L’élasticité des prélèvements obligatoires est de 1, 4, ce qui est en effet exceptionnel. J’ai entendu le chiffre de 10 milliards d’euros de recettes fiscales nouvelles. Il s’agit en fait de 2, 5 milliards d’euros d’impôt sur les sociétés supplémentaires et de 1 milliard d’euros de TVA dans les quinze derniers jours de l’année 2017.
Je n’ai d’ailleurs « dégelé » les crédits du ministère des armées – les fameux 700 millions d’euros qui nous avaient valu un été de débats politiques et médiatiques assez amusants – qu’entre Noël et le Nouvel An, une fois que j’ai été certain de disposer des bons chiffres. En effet, peu de personnes pensaient qu’une telle accélération de la TVA fût possible. Celle-ci explique d’ailleurs sans doute le ralentissement du premier trimestre 2018, en termes de croissance et de recettes fiscales, ralentissement qui n’inspire donc aucune inquiétude particulière au Gouvernement.
L’année dernière, à la même époque, quand le ministre de l’économie et des finances et moi-même avons rencontré les équipes du Trésor, on nous dépeignait une situation très alarmiste. L’accélération de croissance et de recettes fiscales de la fin de l’année a fait dire à M. Raynal, défenseur de François Hollande dans cet hémicycle, que nous avions pris des mesures inutiles. Mais il est beaucoup plus facile de dire cela au mois de juillet 2018 qu’au moment où la situation financière nous incitait à prendre des mesures encore plus drastiques que celles que nous avons adoptées !
En fait, nous avons été en partie sauvés, si j’ose dire, par des recettes accélérées. Il s’agit toutefois non pas de 10 milliards d’euros, mais de 2, 5 milliards d’euros d’impôt sur les sociétés, de 1 milliard d’euros de TVA et de 500 millions d’euros d’impôt sur le revenu, soit au total 4 milliards d’euros. C’est considérable, mais cela représente seulement 0, 2 point de déficit. Il y a loin du différentiel de 0, 8 point qui nous séparait des fameux 3 %… Par conséquent, si vous me permettez ces propos dans une enceinte laïque, remettons l’église au milieu du village.

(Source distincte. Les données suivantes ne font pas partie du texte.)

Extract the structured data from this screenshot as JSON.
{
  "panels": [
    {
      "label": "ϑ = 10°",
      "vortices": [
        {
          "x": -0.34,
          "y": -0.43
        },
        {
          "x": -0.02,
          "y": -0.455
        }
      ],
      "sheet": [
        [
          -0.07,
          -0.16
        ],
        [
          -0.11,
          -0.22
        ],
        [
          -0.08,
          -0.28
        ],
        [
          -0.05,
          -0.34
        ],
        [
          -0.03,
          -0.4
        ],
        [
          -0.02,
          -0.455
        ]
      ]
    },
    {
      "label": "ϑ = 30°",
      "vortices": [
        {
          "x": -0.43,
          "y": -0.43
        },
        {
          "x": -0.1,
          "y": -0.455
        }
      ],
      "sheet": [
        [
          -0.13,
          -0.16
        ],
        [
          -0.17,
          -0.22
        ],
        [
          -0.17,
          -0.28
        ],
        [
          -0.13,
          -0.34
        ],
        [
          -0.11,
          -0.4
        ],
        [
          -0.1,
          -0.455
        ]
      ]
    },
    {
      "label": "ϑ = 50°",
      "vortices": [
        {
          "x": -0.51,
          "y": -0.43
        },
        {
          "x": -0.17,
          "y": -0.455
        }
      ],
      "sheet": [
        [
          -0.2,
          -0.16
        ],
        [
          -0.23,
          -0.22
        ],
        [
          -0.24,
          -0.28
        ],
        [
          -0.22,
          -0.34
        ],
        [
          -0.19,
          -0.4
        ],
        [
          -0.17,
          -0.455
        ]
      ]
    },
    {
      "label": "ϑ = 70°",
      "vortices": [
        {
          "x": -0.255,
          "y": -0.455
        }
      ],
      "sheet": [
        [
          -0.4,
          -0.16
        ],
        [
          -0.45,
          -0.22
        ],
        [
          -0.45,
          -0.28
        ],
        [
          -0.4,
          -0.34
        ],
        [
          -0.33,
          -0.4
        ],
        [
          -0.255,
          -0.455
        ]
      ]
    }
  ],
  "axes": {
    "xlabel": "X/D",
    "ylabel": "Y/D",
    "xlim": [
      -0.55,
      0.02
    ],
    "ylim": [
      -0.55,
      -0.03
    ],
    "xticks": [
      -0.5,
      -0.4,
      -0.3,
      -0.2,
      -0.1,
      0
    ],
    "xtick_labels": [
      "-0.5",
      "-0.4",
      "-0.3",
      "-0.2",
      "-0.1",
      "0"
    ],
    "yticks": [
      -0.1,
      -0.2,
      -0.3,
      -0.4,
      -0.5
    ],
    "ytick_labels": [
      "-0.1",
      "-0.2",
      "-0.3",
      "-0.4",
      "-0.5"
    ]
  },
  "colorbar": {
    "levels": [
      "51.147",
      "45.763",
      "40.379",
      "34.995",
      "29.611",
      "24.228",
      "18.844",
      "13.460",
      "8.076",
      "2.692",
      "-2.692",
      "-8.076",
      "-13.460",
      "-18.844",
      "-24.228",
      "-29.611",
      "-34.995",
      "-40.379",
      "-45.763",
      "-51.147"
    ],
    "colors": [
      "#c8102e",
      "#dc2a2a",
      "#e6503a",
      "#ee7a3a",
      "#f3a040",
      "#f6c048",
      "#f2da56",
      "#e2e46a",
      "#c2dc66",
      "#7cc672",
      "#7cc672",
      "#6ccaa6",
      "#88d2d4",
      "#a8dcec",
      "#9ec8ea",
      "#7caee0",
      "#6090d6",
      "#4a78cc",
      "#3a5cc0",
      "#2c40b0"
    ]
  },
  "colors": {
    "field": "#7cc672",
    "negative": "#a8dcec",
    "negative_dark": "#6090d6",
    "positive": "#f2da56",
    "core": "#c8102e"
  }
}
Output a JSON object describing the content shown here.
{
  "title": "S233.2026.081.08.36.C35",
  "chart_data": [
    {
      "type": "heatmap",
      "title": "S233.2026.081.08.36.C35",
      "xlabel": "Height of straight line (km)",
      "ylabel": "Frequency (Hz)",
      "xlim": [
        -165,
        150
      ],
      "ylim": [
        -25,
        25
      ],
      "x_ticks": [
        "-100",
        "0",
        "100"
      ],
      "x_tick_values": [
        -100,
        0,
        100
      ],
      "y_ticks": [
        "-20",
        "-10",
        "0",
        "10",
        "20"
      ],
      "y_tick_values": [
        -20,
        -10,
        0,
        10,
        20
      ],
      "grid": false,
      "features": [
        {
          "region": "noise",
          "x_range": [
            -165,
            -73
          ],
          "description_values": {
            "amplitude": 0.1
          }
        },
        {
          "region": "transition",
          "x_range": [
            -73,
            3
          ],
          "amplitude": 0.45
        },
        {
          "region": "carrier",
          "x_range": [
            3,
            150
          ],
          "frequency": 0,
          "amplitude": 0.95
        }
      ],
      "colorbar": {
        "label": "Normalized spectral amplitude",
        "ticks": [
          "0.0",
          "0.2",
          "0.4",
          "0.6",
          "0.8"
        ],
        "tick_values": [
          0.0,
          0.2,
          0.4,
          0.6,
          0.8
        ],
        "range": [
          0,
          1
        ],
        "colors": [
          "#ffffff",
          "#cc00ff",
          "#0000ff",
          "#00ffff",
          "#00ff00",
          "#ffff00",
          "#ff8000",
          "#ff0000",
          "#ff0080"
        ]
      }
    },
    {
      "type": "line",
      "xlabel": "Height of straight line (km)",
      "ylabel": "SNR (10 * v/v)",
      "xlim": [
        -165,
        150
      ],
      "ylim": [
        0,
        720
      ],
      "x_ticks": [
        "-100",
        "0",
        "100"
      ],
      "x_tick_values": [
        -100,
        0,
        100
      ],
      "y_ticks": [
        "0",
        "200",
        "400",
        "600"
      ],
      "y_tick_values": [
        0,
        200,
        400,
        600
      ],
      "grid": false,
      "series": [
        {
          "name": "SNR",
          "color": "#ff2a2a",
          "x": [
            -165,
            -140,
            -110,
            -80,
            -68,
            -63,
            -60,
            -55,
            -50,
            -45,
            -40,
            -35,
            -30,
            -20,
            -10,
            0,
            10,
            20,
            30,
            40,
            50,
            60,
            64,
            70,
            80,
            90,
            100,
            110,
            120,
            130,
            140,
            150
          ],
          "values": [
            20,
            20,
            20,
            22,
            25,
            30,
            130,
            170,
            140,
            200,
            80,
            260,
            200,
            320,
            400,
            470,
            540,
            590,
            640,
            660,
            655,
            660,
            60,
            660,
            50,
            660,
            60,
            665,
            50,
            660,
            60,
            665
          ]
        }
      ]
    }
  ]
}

Vous avez également évoqué l’exit tax, à propos de laquelle j’entends bien des chiffres et des incertitudes. Pour répondre clairement, nous ne renonçons pas aux recettes des années précédentes, ni à celles qui sont en cours – c’est au ministre de l’économie et des finances qu’il revient de présenter la mesure fiscale proposée par le Président de la République. Nous renonçons aux recettes futures, soit entre 20 et 30 millions d’euros par an.
À cet égard, il faut rétablir la vérité des chiffres : je le répète, la base taxable de l’exit tax, comme pourra le vérifier M. le rapporteur général de la commission des finances, ne représente qu’entre 20 et 30 millions d’euros par an. Je comprends le débat politique et symbolique qui peut s’ouvrir sur l’attractivité, mais les enjeux ne se chiffrent pas en milliards d’euros. Ne confondons pas tout.

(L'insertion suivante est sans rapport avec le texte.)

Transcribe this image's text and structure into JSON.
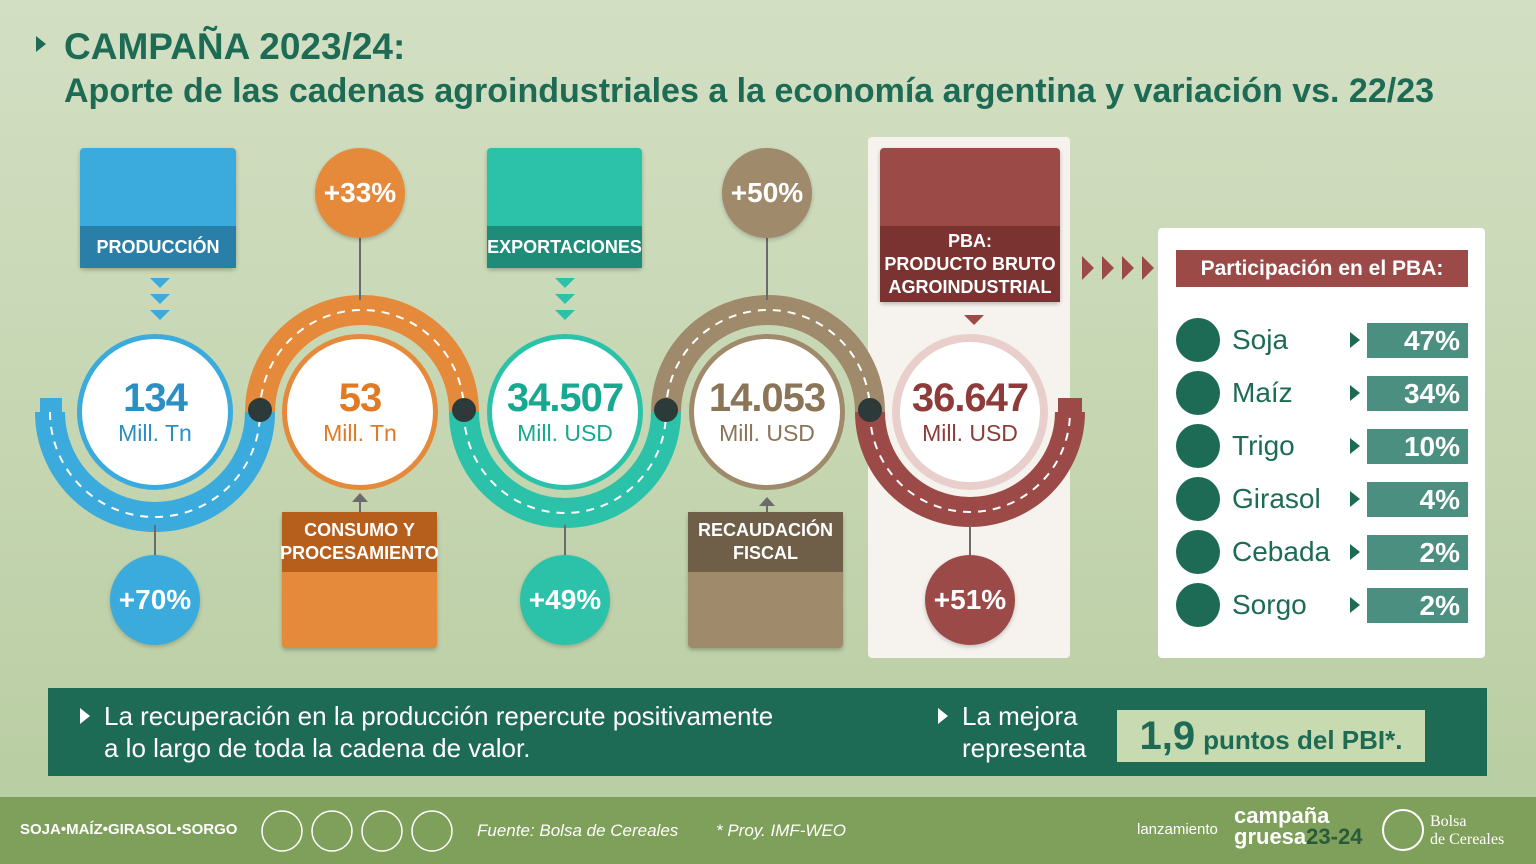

La Cour des comptes a évoqué une incertitude de 1, 9 milliard d’euros, soit environ la moitié des crédits gelés, qui s’élèvent à 3, 6 milliards d’euros.
Sur les quinze dernières années, aucun gouvernement n’a présenté une telle situation au mois de juillet de l’année concernée. Certes, nous n’avons pas connu de crise économique, ni les difficultés que d’autres gouvernements ont dû affronter. Je ne voudrais donc pas comparer ce qui est incomparable. Toutefois, le Premier président de la Cour des comptes a trouvé notre budget sincère et considéré que le montant de mise en réserve de 3 % était exceptionnellement bas – c’est le plus bas de l’histoire budgétaire depuis la LOLF –, sans que nous ayons « dégelé » la moindre ligne de crédit.
Sur les 340 milliards d’euros budgétés, et eu égard aux incertitudes qu’a connues notre pays en matière de sécurité, d’hébergement d’urgence ou d’engagement dans des opérations extérieures, cette marge de 1, 9 milliard d’euros est tout à fait raisonnable. Nous ne déraperons pas.
Nous avons non seulement présenté un budget sincère, mais nous avons suivi l’intégralité de son exécution de manière extrêmement attentive. Comme chacun aura pu le constater, j’ai tenu ma promesse de ne pas présenter de décret d’avance au Parlement.